Chamoli is at an altitude of nearly 1,070 metres (3,500ft) and many of the affected villages are far higher. Although winter is over, the nights are still cold.

The earthquake struck at 12.35am on Monday when most people were asleep. Entire families were wiped out. One local resident told reporters that five members of his family of seven had died.

Another described how he had spent Monday night digging in the debris of his house with a shovel, only to find two buried relatives dead. Six prisoners were killed when the Chamoli jail collapsed.

"For a minute, all the earth seemed to be shaking... we all ran out of our houses very, very scared," said Himanshu Thapliyal, 28, a lawyer in Biyasi, a small town near Chamoli.

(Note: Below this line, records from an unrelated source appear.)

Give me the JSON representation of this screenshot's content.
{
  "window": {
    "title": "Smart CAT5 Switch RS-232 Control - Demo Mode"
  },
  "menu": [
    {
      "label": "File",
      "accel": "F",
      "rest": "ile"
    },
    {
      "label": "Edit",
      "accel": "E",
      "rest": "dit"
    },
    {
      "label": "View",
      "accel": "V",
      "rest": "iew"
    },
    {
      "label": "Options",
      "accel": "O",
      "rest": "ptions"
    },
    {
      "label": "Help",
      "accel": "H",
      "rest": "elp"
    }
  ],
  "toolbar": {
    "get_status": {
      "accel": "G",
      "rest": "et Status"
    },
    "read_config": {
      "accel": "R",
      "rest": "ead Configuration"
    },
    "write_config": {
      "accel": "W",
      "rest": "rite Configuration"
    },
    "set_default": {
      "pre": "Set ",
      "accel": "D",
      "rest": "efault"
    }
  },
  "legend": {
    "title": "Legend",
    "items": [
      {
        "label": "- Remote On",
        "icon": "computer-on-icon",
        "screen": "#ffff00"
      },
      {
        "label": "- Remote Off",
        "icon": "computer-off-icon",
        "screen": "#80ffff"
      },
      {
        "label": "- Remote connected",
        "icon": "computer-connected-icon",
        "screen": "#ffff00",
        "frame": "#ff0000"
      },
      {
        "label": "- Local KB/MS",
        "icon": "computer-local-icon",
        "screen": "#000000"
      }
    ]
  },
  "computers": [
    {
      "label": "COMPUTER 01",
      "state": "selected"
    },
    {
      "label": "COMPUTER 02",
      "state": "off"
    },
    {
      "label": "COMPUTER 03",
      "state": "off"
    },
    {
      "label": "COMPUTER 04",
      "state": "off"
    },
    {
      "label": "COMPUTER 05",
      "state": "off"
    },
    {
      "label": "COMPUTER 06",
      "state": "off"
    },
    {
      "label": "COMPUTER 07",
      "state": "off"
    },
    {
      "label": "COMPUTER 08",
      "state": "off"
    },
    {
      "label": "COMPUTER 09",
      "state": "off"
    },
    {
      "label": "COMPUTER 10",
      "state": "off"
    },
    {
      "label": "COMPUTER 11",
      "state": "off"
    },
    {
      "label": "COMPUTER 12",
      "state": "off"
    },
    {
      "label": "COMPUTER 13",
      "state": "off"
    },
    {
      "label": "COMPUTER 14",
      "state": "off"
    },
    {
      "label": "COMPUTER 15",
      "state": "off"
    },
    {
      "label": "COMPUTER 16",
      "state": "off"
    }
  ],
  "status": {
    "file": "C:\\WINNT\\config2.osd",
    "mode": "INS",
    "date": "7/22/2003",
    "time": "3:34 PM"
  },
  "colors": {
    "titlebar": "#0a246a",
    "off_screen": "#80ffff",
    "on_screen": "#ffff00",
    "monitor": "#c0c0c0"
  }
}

Romesh Sharma, a teacher in Chamoli, said he rushed out of his house when he heard "a terrific noise", only to see the buildings around him collapse. "I ran for my life to the police station but that, too, had crumpled," he told a local reporter.

Another Chamoli resident said the earthquake felt as "if the earth was coming apart and the mountains were coming crashing down on the villages''.

The 40-second jolt cracked buildings 185 miles (300km) away in the capital, Delhi, and was felt in neighbouring Pakistan and Nepal.

Pakistani officials said the earthquake shook the eastern cities of Lahore and Gujranwala. The officials said Muhammad Nawaz Sharif, the Prime Minister of Pakistan, had sent a message of sympathy to his Indian counterpart, Atal Bihari Vajpayee.